悔しい心音に望む
「私のおすすめ読んでくれた?」
「ああ、あれね、妹が喜んで読んでたよ」
「私はきみに読んでほしくて貸したのに」
「王道恋愛少女漫画?」
「すこしは乙女心お勉強して貰いたいなあ」
私のために。
とか図々しいこと言ってるってわかってるよ。
でもこれくらいあからさまにアピールしてるフリしないと伝わんないもん。
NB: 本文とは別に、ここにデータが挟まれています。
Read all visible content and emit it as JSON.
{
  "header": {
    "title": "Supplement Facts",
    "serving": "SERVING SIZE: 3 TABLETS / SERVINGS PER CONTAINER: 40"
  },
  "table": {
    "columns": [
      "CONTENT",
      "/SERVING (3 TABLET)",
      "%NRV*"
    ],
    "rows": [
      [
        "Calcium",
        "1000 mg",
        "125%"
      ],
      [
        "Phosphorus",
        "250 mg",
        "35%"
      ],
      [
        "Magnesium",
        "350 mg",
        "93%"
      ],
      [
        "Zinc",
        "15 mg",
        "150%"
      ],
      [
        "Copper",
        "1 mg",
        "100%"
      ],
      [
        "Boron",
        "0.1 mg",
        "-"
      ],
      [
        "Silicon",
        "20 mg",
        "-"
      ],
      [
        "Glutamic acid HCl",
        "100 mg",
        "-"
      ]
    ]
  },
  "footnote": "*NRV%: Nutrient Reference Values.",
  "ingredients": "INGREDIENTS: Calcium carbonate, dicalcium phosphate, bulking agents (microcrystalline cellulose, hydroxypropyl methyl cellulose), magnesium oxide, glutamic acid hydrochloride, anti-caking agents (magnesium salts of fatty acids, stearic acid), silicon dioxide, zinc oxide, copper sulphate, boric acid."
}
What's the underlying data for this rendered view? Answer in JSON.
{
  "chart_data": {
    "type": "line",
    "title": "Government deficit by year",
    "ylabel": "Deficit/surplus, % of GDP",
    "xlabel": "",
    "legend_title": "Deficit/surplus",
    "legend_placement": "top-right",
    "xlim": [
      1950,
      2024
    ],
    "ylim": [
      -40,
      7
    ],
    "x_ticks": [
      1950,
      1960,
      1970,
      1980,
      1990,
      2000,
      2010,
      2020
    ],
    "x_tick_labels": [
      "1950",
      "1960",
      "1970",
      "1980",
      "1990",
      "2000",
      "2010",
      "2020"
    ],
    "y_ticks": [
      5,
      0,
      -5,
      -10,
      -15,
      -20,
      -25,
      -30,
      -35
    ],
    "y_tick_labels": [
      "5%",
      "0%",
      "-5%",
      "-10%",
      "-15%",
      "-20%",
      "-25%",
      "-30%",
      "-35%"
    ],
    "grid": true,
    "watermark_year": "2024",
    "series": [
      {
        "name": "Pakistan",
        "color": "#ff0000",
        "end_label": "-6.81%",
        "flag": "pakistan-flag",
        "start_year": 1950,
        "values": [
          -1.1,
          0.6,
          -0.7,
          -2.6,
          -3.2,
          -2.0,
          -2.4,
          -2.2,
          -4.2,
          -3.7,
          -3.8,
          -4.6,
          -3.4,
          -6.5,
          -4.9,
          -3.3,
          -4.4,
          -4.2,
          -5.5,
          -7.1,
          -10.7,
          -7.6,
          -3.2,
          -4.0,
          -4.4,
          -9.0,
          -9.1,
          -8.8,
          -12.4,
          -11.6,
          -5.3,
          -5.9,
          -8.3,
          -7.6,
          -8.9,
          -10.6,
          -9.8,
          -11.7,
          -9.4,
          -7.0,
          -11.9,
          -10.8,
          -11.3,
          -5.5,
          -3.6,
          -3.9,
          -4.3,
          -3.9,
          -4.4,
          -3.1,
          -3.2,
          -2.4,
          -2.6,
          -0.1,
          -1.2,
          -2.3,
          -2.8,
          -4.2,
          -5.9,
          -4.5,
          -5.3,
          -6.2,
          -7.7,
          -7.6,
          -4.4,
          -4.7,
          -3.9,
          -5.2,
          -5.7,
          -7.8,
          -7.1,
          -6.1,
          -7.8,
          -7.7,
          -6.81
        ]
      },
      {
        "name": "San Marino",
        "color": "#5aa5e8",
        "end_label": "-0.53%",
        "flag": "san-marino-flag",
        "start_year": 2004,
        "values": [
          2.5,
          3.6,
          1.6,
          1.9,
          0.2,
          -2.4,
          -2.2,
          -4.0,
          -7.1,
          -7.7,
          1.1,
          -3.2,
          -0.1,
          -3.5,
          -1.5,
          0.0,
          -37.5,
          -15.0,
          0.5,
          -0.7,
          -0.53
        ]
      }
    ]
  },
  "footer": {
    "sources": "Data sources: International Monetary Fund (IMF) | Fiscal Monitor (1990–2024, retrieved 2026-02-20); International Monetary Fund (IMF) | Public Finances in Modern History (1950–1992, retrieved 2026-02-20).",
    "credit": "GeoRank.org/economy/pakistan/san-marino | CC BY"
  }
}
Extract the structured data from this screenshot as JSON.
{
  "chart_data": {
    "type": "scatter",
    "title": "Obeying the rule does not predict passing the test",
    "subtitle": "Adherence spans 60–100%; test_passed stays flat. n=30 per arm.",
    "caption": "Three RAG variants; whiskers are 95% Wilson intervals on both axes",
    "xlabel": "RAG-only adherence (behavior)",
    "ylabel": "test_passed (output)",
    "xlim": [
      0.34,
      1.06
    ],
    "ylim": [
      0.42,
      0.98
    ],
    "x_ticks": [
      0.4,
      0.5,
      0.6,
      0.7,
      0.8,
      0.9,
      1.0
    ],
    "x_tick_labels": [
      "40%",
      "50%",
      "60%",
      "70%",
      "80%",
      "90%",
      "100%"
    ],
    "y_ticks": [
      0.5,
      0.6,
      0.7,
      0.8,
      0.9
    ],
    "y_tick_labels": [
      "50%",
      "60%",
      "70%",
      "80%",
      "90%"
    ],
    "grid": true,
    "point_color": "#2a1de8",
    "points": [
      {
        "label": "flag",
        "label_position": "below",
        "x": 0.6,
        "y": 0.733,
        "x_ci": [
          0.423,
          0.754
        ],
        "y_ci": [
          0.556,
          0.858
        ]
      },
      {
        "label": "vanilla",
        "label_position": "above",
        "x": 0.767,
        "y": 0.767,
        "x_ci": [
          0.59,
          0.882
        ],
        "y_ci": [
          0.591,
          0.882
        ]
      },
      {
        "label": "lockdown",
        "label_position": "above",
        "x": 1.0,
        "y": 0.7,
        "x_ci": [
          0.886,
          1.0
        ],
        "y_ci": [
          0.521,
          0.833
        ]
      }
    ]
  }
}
この堅物。
「きみはもっと為になる本読めば?」
失礼だなあ。
きみのなかで私って、そういう位置づけ?
不敵に口角上げて、冷めた視線で気取って。
余裕ある自分、そんなにすてき?
「読んでるよ〜、心理学の本とか」
「へえ」
でも悪手だよ。
「きみを籠絡するためだって言ったらどうする?」
にこにこして、可愛い仕草をして、ねえ、そういう私をきみはそろそろ知るべきだ。
知らないフリして逃避、子どもじゃないでしょ。
「吐き気がする」
鬱屈そうな表情が清々しくわらって。
今日も簡単に私を裏切った。
バカなの、ひどいよ、百亜ちゃん泣いてるじゃん。
って、胸奥のギャラリーが擁護する。
泣いてないし。何とも思わないし。
「うそつき」
それより、誤魔化し方、なってないよ。